Proteoglycans can be integral membrane proteins and, through their binding to other proteins and
the activation of growth factors and chemokines, act as modulators of inflammation, immune
responses, and cell growth and differentiation.
-
FIGURE 3-14 Proteoglycans, glycosaminoglycans (GAGs), and hyaluronan. A, Regulation of FGF-2 activity by ECM and cellular
proteoglycans. Heparan sulfate binds FGF-2 (basic FGF) secreted into the ECM. Syndecan is a cell surface proteoglycan with a
transmembrane core protein, extracellular GAG side chains that can bind FGF-2, and a cytoplasmic tail that binds to the actin
cytoskeleton. Syndecan side chains bind FGF-2 released by damage to the ECM and facilitate the interaction with cell surface
receptors. B, Synthesis of hyaluronan at the inner surface of the plasma membrane. The molecule extends to the extracellular space,
while still attached to hyaluronan synthase. C, Hyaluronan chains in the extracellular space are bound to the plasma membrane
through the CD44 receptor. Multiple proteoglycans may attach to hyaluronan chains in the ECM. (B and C, modified from Toole
KR: Hyaluronan: from extracellular glue to pericellular cue. Nat Rev Cancer 4:528, 2004.)

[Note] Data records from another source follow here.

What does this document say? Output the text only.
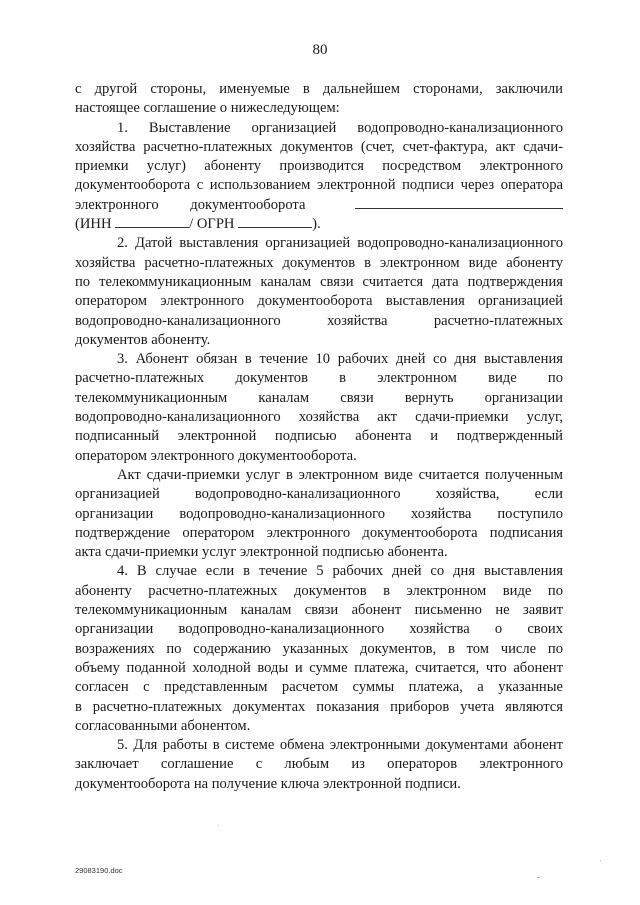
80
с другой стороны, именуемые в дальнейшем сторонами, заключили
настоящее соглашение о нижеследующем:
1. Выставление организацией водопроводно-канализационного
хозяйства расчетно-платежных документов (счет, счет-фактура, акт сдачи-
приемки услуг) абоненту производится посредством электронного
документооборота с использованием электронной подписи через оператора
электронного документооборота
(ИНН	/ ОГРН	).
2. Датой выставления организацией водопроводно-канализационного
хозяйства расчетно-платежных документов в электронном виде абоненту
по телекоммуникационным каналам связи считается дата подтверждения
оператором электронного документооборота выставления организацией
водопроводно-канализационного хозяйства расчетно-платежных
документов абоненту.
3. Абонент обязан в течение 10 рабочих дней со дня выставления
расчетно-платежных документов в электронном виде по
телекоммуникационным каналам связи вернуть организации
водопроводно-канализационного хозяйства акт сдачи-приемки услуг,
подписанный электронной подписью абонента и подтвержденный
оператором электронного документооборота.
Акт сдачи-приемки услуг в электронном виде считается полученным
организацией водопроводно-канализационного хозяйства, если
организации водопроводно-канализационного хозяйства поступило
подтверждение оператором электронного документооборота подписания
акта сдачи-приемки услуг электронной подписью абонента.
4. В случае если в течение 5 рабочих дней со дня выставления
абоненту расчетно-платежных документов в электронном виде по
телекоммуникационным каналам связи абонент письменно не заявит
организации водопроводно-канализационного хозяйства о своих
возражениях по содержанию указанных документов, в том числе по
объему поданной холодной воды и сумме платежа, считается, что абонент
согласен с представленным расчетом суммы платежа, а указанные
в расчетно-платежных документах показания приборов учета являются
согласованными абонентом.
5. Для работы в системе обмена электронными документами абонент
заключает соглашение с любым из операторов электронного
документооборота на получение ключа электронной подписи.
29083190.doc
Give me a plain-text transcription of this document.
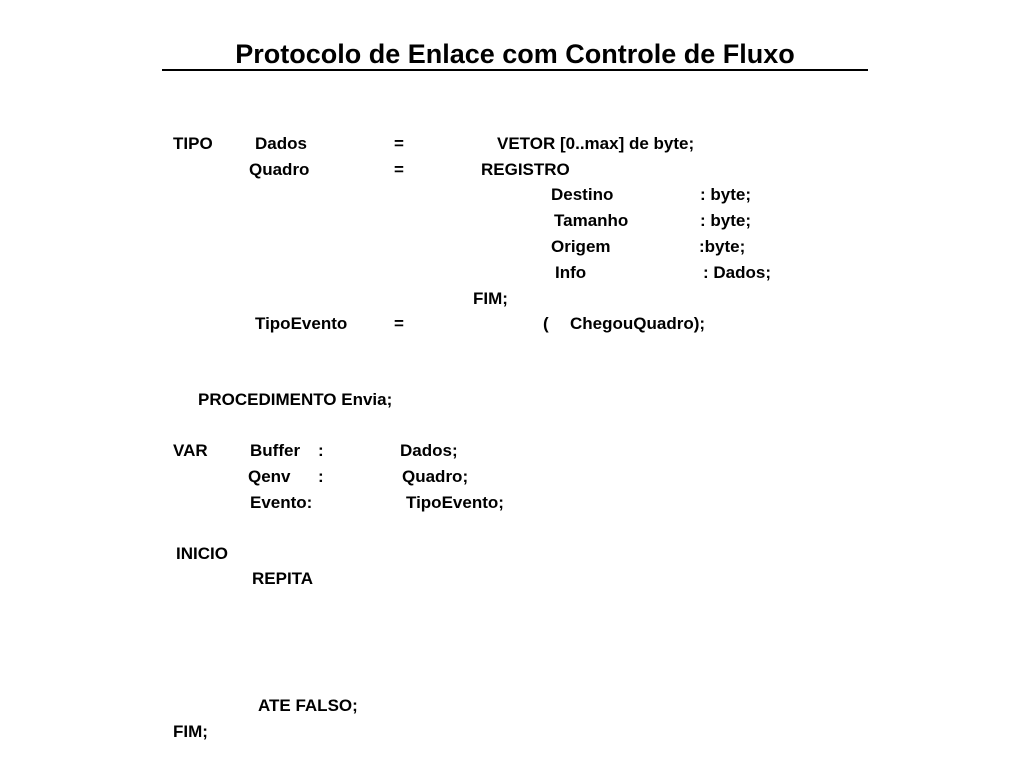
Protocolo de Enlace com Controle de Fluxo
TIPO Dados	=	VETOR [0..max] de byte;
Quadro	=	REGISTRO
Destino	: byte;
Tamanho	: byte;
Origem	:byte;
Info	: Dados;
FIM;
TipoEvento	=	( ChegouQuadro);
PROCEDIMENTO Envia;
VAR Buffer :	Dados;
Qenv :	Quadro;
Evento:	TipoEvento;
INICIO
REPITA
ATE FALSO;
FIM;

There are four structurally distinct families of GAGs: heparan sulfate, chondroitin/dermatan
sulfate, keratan sulfate, and hyaluronan (HA). The first three of these families are synthesized
and assembled in the Golgi apparatus and rough endoplasmic reticulum as proteoglycans. By
contrast, HA is produced at the plasma membrane by enzymes called hyaluronan synthases and
is not linked to a protein backbone.
HA is a polysaccharide of the GAG family found in the ECM of many tissues and is abundant in
heart valves, skin and skeletal tissues, synovial fluid, the vitreous of the eye, and the umbilical
cord.[79]
It is a huge molecule that consists of many repeats of a simple disaccharide stretched
end-to-end. It binds a large amount of water (about 1000-fold its own weight), forming a viscous
hydrated gel that gives connective tissue the ability to resist compression forces. HA helps
provide resilience and lubrication to many types of connective tissue, notably for the cartilage in
joints. Its concentration increases in inflammatory diseases such as rheumatoid arthritis,
scleroderma, psoriasis, and osteoarthritis. Enzymes called hyaluronidases fragment HA into
lower molecular weight molecules (LMW HA) that have different functions than the parent
-
molecule. LMW HA produced by endothelial cells binds to the CD44 receptor on leukocytes,
promoting the recruitment of leukocytes to the sites of inflammation. In addition, LMW HA
molecules stimulate the production of inflammatory cytokines and chemokines by white cells
recruited to the sites of injury. The leukocyte recruitment process and the production of pro-
inflammatory molecules by LMW HA are strictly regulated processes; these activities are
beneficial if short-lived, but their persistence may lead to prolonged inflammation.